The walkers themselves did not rest on their laurels, raising well over $1 million for AIDS Action and marching through Boston on a misty grey morning that frequently threatened to turn into an all-out rain storm. WCVB meteorologist David Brown, who emceed the festivities, joked during the opening ceremonies, "My intention is to make sure that it doesn't rain," but in fact the wet weather never rose in intensity above a heavy mist.
Many of the walkers carried banners and signs reminding onlookers that despite the advances in treatment people are still dying from AIDS. The Boston Living Center's long-term survivor support group carried a banner containing names and photos of center members lost to the epidemic. Emerson Miller, who facilitates the group and works as the Living Center's prevention education coordinator, said one of his close friends who passed away recently was among the photos on the banner.
"It's not over yet, and for the people that can walk, they're walking, and for the people that can't walk, my friend over here just died, so we've got his picture on there. So it's still happening. This epidemic is still very much alive, and we need to keep doing this," said Miller, who said this year was his tenth AIDS Walk.

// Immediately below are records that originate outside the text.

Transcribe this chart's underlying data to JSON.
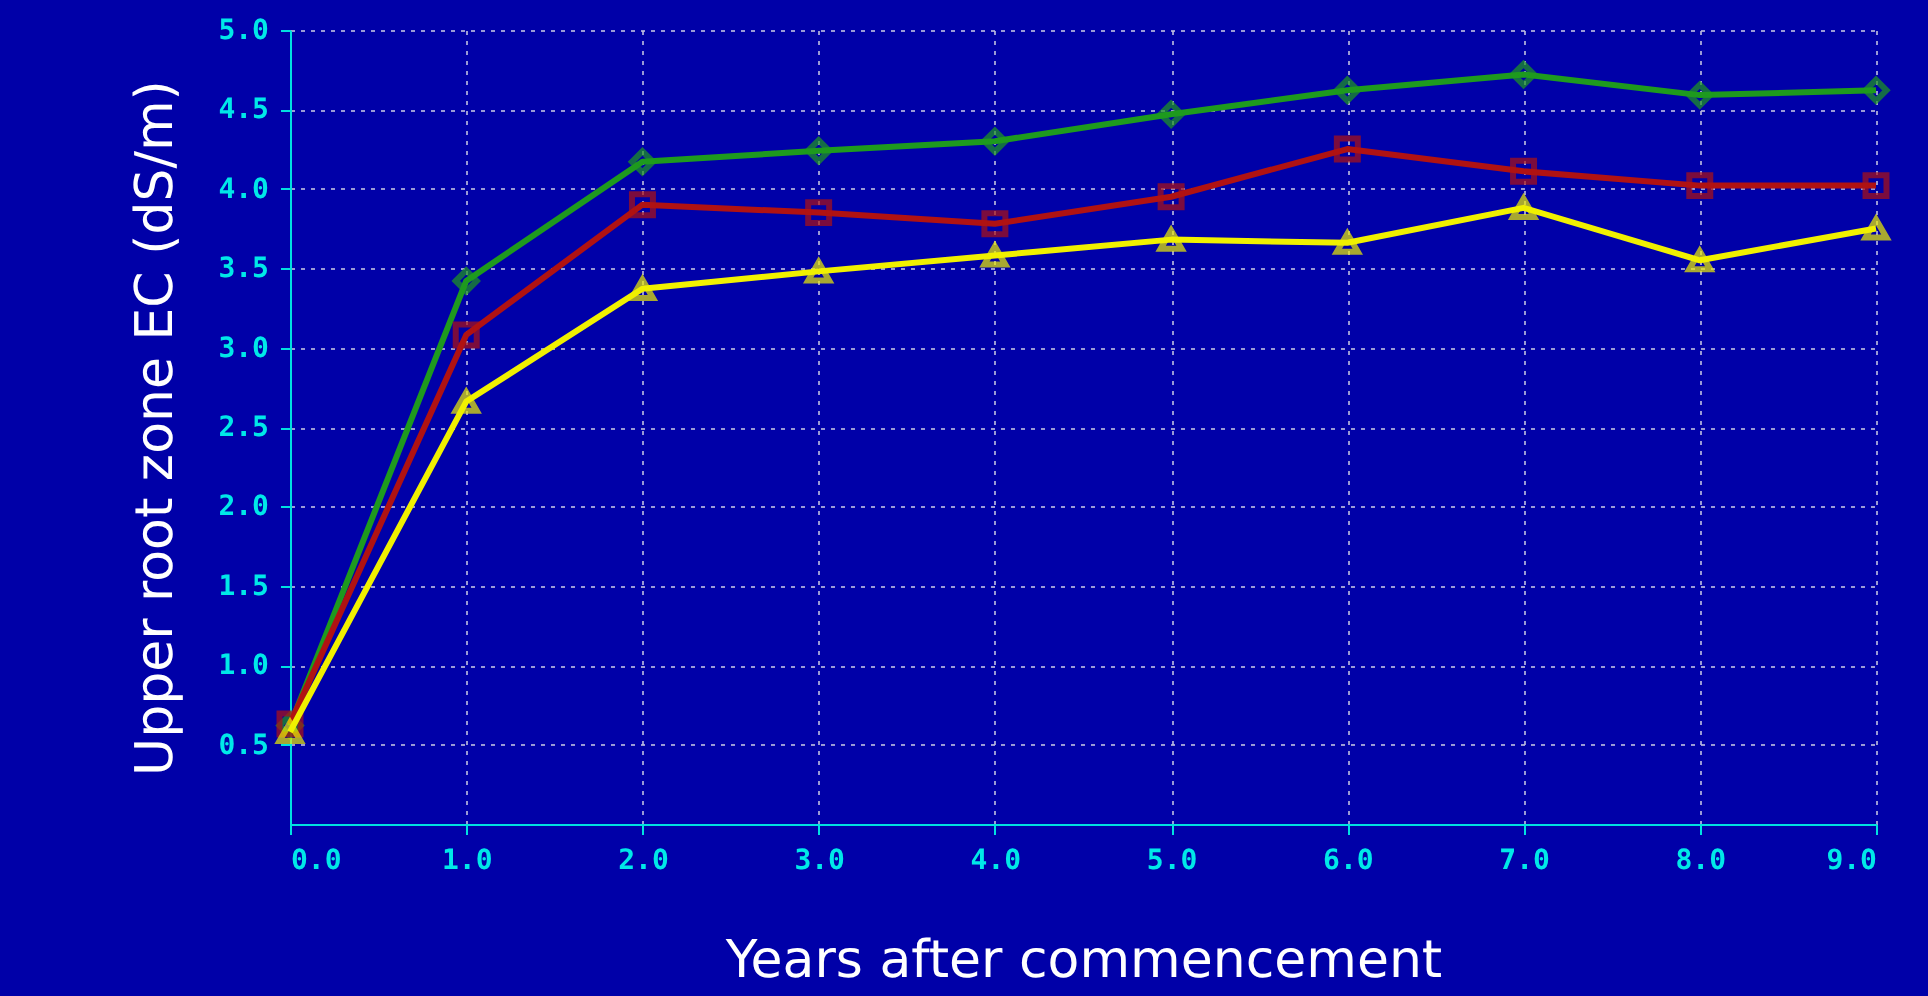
{
  "chart_data": {
    "type": "line",
    "xlabel": "Years after commencement",
    "ylabel": "Upper root zone EC (dS/m)",
    "x": [
      0,
      1,
      2,
      3,
      4,
      5,
      6,
      7,
      8,
      9
    ],
    "series": [
      {
        "color": "#1e9a1e",
        "marker": "diamond",
        "values": [
          0.62,
          3.42,
          4.17,
          4.24,
          4.3,
          4.47,
          4.62,
          4.72,
          4.59,
          4.62
        ]
      },
      {
        "color": "#b01212",
        "marker": "square",
        "values": [
          0.63,
          3.08,
          3.9,
          3.85,
          3.78,
          3.95,
          4.25,
          4.11,
          4.02,
          4.02
        ]
      },
      {
        "color": "#f0f000",
        "marker": "triangle",
        "values": [
          0.58,
          2.66,
          3.37,
          3.48,
          3.58,
          3.68,
          3.66,
          3.88,
          3.55,
          3.75
        ]
      }
    ],
    "xlim": [
      0,
      9
    ],
    "xticks": [
      {
        "value": 0,
        "label": "0.0"
      },
      {
        "value": 1,
        "label": "1.0"
      },
      {
        "value": 2,
        "label": "2.0"
      },
      {
        "value": 3,
        "label": "3.0"
      },
      {
        "value": 4,
        "label": "4.0"
      },
      {
        "value": 5,
        "label": "5.0"
      },
      {
        "value": 6,
        "label": "6.0"
      },
      {
        "value": 7,
        "label": "7.0"
      },
      {
        "value": 8,
        "label": "8.0"
      },
      {
        "value": 9,
        "label": "9.0"
      }
    ],
    "ylim": [
      0,
      5
    ],
    "yticks": [
      0.5,
      {
        "value": 1,
        "label": "1.0"
      },
      1.5,
      {
        "value": 2,
        "label": "2.0"
      },
      2.5,
      {
        "value": 3,
        "label": "3.0"
      },
      3.5,
      {
        "value": 4,
        "label": "4.0"
      },
      4.5,
      {
        "value": 5,
        "label": "5.0"
      }
    ],
    "grid": true,
    "line_style": "solid"
  }
}
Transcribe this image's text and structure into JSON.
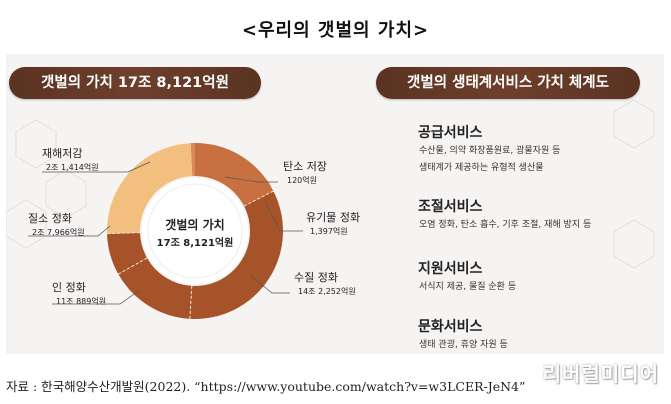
{
  "page_title": "<우리의 갯벌의 가치>",
  "left_header": "갯벌의 가치 17조 8,121억원",
  "right_header": "갯벌의 생태계서비스 가치 체계도",
  "colors": {
    "header_bg": "#5e3626",
    "ring_dark": "#a6532a",
    "ring_light": "#f2bf7e",
    "ring_mid": "#d9895a"
  },
  "chart_data": {
    "type": "pie",
    "donut": true,
    "center_label": "갯벌의 가치",
    "center_value": "17조 8,121억원",
    "slices": [
      {
        "label": "재해저감",
        "value_text": "2조 1,414억원",
        "value": 21414
      },
      {
        "label": "탄소 저장",
        "value_text": "120억원",
        "value": 120
      },
      {
        "label": "유기물 정화",
        "value_text": "1,397억원",
        "value": 1397
      },
      {
        "label": "수질 정화",
        "value_text": "14조 2,252억원",
        "value": 142252
      },
      {
        "label": "인 정화",
        "value_text": "11조 889억원",
        "value": 110889
      },
      {
        "label": "질소 정화",
        "value_text": "2조 7,966억원",
        "value": 27966
      }
    ]
  },
  "services": [
    {
      "title": "공급서비스",
      "lines": [
        "수산물, 의약 화장품원료, 광물자원 등",
        "생태계가 제공하는 유형적 생산물"
      ]
    },
    {
      "title": "조절서비스",
      "lines": [
        "오염 정화, 탄소 흡수, 기후 조절, 재해 방지 등"
      ]
    },
    {
      "title": "지원서비스",
      "lines": [
        "서식지 제공, 물질 순환 등"
      ]
    },
    {
      "title": "문화서비스",
      "lines": [
        "생태 관광, 휴양 자원 등"
      ]
    }
  ],
  "caption": "자료 : 한국해양수산개발원(2022). “https://www.youtube.com/watch?v=w3LCER-JeN4”",
  "watermark": "리버럴미디어"
}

A contingent of 40 walkers from Span, Inc, a Boston-based non-profit that provides reentry services to prisoners in preparation to their release from jail, carried a banner with 20 colorful squares reminiscent of the AIDS Quilt, and April Robbins, Span's director of administrative services, said each square represents a client or staff members who died of complications from AIDS. She also said that in addition to the walkers in Boston there was a group of inmates from MCI-Plymouth who had donated the money they earned in prison to the walk and who were spending the day doing their own walk within the prison walls.

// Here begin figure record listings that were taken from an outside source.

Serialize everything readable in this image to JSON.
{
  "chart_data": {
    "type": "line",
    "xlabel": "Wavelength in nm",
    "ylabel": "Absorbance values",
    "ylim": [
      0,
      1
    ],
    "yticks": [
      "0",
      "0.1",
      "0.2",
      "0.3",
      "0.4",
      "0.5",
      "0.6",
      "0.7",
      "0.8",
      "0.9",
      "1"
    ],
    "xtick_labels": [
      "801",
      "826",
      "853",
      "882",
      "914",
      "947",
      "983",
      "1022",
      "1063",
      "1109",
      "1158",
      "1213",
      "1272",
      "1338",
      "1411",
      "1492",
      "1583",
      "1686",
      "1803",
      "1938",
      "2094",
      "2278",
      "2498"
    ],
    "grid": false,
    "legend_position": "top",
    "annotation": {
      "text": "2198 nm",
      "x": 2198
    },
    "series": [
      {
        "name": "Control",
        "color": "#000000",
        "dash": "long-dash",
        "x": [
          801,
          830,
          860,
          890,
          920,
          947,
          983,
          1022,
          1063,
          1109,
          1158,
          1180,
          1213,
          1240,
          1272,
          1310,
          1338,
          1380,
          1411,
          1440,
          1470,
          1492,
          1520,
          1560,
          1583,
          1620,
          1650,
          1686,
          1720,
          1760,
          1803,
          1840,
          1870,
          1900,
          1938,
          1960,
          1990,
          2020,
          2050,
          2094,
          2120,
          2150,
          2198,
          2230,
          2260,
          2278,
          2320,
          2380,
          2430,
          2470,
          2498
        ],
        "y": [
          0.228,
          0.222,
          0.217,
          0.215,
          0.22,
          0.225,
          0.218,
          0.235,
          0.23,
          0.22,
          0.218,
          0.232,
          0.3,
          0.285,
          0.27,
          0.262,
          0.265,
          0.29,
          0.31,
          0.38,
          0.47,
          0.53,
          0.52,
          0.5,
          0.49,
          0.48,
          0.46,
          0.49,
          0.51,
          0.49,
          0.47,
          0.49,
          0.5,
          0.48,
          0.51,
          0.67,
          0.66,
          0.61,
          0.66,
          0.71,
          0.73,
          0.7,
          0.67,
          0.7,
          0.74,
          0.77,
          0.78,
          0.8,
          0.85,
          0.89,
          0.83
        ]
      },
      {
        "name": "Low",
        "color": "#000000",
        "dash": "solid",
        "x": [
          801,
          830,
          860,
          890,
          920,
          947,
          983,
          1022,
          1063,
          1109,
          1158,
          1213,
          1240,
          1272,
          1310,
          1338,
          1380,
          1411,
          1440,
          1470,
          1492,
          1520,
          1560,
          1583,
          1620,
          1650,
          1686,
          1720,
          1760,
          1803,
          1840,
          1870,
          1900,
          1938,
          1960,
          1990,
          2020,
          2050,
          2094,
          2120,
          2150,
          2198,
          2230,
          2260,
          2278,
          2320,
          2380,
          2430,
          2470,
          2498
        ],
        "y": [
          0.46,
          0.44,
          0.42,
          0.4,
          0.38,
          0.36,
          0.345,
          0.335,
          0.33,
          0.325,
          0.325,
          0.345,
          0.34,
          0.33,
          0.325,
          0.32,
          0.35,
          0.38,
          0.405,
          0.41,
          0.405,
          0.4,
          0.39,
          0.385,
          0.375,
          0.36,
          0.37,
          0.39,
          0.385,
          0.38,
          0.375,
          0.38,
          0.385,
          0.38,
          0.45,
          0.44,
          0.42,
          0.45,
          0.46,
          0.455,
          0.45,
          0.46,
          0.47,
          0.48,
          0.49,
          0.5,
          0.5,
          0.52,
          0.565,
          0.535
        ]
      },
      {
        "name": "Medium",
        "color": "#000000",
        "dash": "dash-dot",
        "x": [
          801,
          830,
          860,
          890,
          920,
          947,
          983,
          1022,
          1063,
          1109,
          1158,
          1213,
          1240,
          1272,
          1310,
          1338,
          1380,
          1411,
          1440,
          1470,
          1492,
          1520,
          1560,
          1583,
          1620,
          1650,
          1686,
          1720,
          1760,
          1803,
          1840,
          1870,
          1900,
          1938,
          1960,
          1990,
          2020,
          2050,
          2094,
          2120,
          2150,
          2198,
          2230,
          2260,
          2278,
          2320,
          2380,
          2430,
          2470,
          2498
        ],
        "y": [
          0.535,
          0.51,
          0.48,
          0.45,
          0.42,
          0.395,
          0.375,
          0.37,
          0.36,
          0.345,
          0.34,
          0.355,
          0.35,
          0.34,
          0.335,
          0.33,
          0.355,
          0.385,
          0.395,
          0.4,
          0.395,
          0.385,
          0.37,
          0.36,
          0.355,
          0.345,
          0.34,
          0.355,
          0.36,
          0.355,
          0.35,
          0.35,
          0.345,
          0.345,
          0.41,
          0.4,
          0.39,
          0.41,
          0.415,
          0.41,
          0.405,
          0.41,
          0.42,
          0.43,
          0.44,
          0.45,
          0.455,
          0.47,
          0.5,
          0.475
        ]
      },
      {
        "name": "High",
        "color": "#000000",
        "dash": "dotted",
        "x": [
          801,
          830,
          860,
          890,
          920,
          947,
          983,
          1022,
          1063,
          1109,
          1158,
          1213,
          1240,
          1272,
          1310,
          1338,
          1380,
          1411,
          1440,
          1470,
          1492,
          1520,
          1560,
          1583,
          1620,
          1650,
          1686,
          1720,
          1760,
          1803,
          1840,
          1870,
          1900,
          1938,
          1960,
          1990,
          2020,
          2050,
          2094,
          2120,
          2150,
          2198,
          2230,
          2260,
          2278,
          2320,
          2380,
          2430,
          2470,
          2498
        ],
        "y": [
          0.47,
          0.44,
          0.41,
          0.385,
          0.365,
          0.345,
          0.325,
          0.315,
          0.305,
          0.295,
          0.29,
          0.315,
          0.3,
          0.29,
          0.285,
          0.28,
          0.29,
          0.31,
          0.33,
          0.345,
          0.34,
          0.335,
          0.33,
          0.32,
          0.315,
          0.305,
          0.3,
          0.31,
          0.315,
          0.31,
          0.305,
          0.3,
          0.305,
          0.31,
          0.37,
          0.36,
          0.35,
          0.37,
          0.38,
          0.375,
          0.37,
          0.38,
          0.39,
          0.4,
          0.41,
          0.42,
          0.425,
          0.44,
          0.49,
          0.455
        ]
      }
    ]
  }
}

"They're members of Span or people who volunteer because they know that we're walking, they walk around the track that they have and they donate their money," said Robbins. She added that the squares on the banner represent only a fraction of the people connected to the program that have died of AIDS. "Both staff and members have made squares in memory of people they know or we know who we've lost to HIV and AIDS. Unfortunately we have more than just this quilt. Lots of people have been affected by it."
Beyond the walkers themselves there were also volunteers all along the walk route making sure the event went off smoothly and to keep up the walkers' spirits. Volunteers helped guide walkers along the route and passed out oranges, water and energy drinks to keep them going. Groups of musicians, from a five-person a capella outfit on Commonwealth Avenue to a lone saxophonist on the Massachusetts Avenue bridge to the Freedom Trail Band of Boston, which serenaded walkers at the end of the route, kept up the festive spirit of the event.

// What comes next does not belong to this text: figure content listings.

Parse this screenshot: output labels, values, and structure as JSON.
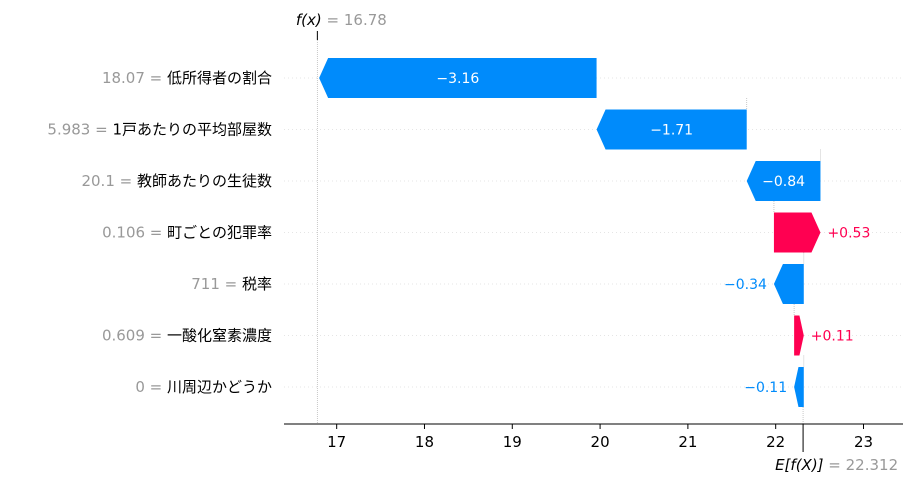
{
  "chart_data": {
    "type": "waterfall",
    "fx": {
      "label": "f(x)",
      "value": "16.78"
    },
    "base": {
      "label": "E[f(X)]",
      "value": "22.312"
    },
    "xlim": [
      16.4,
      23.45
    ],
    "xticks": [
      "17",
      "18",
      "19",
      "20",
      "21",
      "22",
      "23"
    ],
    "base_value": 22.312,
    "final_value": 16.78,
    "colors": {
      "positive": "#ff0051",
      "negative": "#008bfb"
    },
    "features": [
      {
        "value": "18.07",
        "name": "低所得者の割合",
        "contribution": -3.16,
        "label": "−3.16",
        "start": 19.96,
        "end": 16.8
      },
      {
        "value": "5.983",
        "name": "1戸あたりの平均部屋数",
        "contribution": -1.71,
        "label": "−1.71",
        "start": 21.67,
        "end": 19.96
      },
      {
        "value": "20.1",
        "name": "教師あたりの生徒数",
        "contribution": -0.84,
        "label": "−0.84",
        "start": 22.51,
        "end": 21.67
      },
      {
        "value": "0.106",
        "name": "町ごとの犯罪率",
        "contribution": 0.53,
        "label": "+0.53",
        "start": 21.98,
        "end": 22.51
      },
      {
        "value": "711",
        "name": "税率",
        "contribution": -0.34,
        "label": "−0.34",
        "start": 22.32,
        "end": 21.98
      },
      {
        "value": "0.609",
        "name": "一酸化窒素濃度",
        "contribution": 0.11,
        "label": "+0.11",
        "start": 22.21,
        "end": 22.32
      },
      {
        "value": "0",
        "name": "川周辺かどうか",
        "contribution": -0.11,
        "label": "−0.11",
        "start": 22.32,
        "end": 22.21
      }
    ]
  }
}
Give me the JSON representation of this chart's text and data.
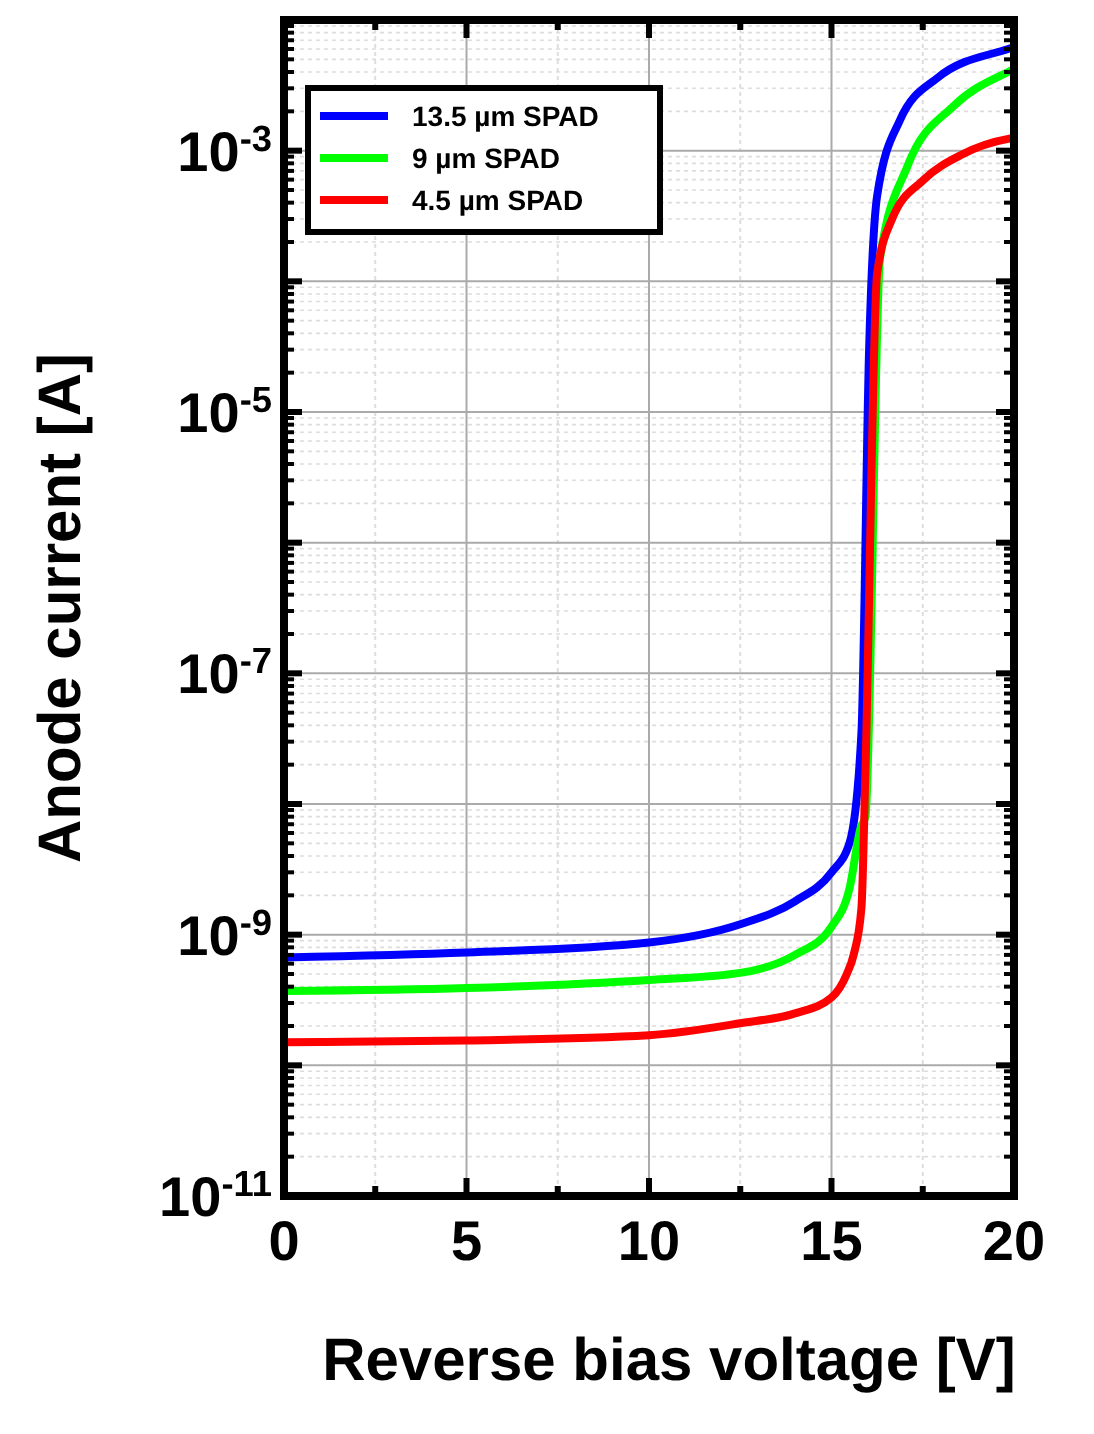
{
  "chart_data": {
    "type": "line",
    "xlabel": "Reverse bias voltage [V]",
    "ylabel": "Anode current [A]",
    "log": "y",
    "xlim": [
      0,
      20
    ],
    "ylim": [
      1e-11,
      0.01
    ],
    "xticks": [
      0,
      {
        "value": 2.5,
        "label": null
      },
      5,
      {
        "value": 7.5,
        "label": null
      },
      10,
      {
        "value": 12.5,
        "label": null
      },
      15,
      {
        "value": 17.5,
        "label": null
      },
      20
    ],
    "yticks": [
      {
        "value": 1e-11,
        "label": "10$^{-11}$"
      },
      {
        "value": 1e-10,
        "label": null
      },
      {
        "value": 1e-09,
        "label": "10$^{-9}$"
      },
      {
        "value": 1e-08,
        "label": null
      },
      {
        "value": 1e-07,
        "label": "10$^{-7}$"
      },
      {
        "value": 1e-06,
        "label": null
      },
      {
        "value": 1e-05,
        "label": "10$^{-5}$"
      },
      {
        "value": 0.0001,
        "label": null
      },
      {
        "value": 0.001,
        "label": "10$^{-3}$"
      },
      {
        "value": 0.01,
        "label": null
      }
    ],
    "grid": true,
    "legend": "top left",
    "marker": "none",
    "line_style": "solid",
    "series": [
      {
        "name": "13.5 µm SPAD",
        "color": "#0000ff",
        "x": [
          0,
          5,
          10,
          12.5,
          14,
          15,
          15.5,
          15.82,
          16.03,
          16.25,
          16.87,
          17.9,
          19.84,
          20
        ],
        "values": [
          6.7e-10,
          7.3e-10,
          8.7e-10,
          1.2e-09,
          1.8e-09,
          3e-09,
          5.1e-09,
          3.5e-08,
          3e-05,
          0.00045,
          0.0017,
          0.0036,
          0.006,
          0.0062
        ]
      },
      {
        "name": "9 µm SPAD",
        "color": "#00ff00",
        "x": [
          0,
          5,
          10,
          12.5,
          14,
          15,
          15.5,
          15.8,
          15.93,
          16.33,
          17.08,
          18.35,
          19.84,
          20
        ],
        "values": [
          3.7e-10,
          3.9e-10,
          4.5e-10,
          5.1e-10,
          7e-10,
          1.15e-09,
          2.3e-09,
          6.6e-09,
          8e-09,
          0.00015,
          0.00076,
          0.0022,
          0.004,
          0.0042
        ]
      },
      {
        "name": "4.5 µm SPAD",
        "color": "#ff0000",
        "x": [
          0,
          5,
          10,
          12.5,
          14,
          15,
          15.42,
          15.6,
          15.82,
          15.93,
          16.25,
          16.66,
          17.5,
          18.56,
          19.84,
          20
        ],
        "values": [
          1.5e-10,
          1.55e-10,
          1.7e-10,
          2.1e-10,
          2.5e-10,
          3.3e-10,
          5e-10,
          6.9e-10,
          1.6e-09,
          1.8e-08,
          0.000115,
          0.0003,
          0.00059,
          0.00093,
          0.00123,
          0.00125
        ]
      }
    ]
  }
}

Among the volunteers this year were nine members of Gay Fathers of Greater Boston, who, along with some of their children, handed out oranges at the intersection of Memorial Drive and Mass. Ave. Mark Bastian, a member of the group who moved to Boston a year and a half ago, said he got the group involved after coming across the walk by accident last summer.
"I was biking on a Sunday last year and I like to volunteer, I volunteer with my kids a little, and I realized, I really wish I had been here to help out. So, trying to get us involved in more social things I said to the group, we should be doing this. It's giving back, because the AIDS Walk is such an important part of the community, and being in the forefront there's such an energy to it," said Bastian, who said that his own children, both in their twenties, were unable to make it to the event. He said Gay Fathers of Greater Boston also raised $600 to donate to the walk within their own group.
Kessler told Bay Windows he was happy to see a strong turnout for the walk 25 years into the epidemic.
"It's encouraging that we still have so many people, some for the first time and some for the 20th time. People generally have been touched by this, and the walk is a way that they get support too, even though they've lost friends and partners and kids," said Kessler.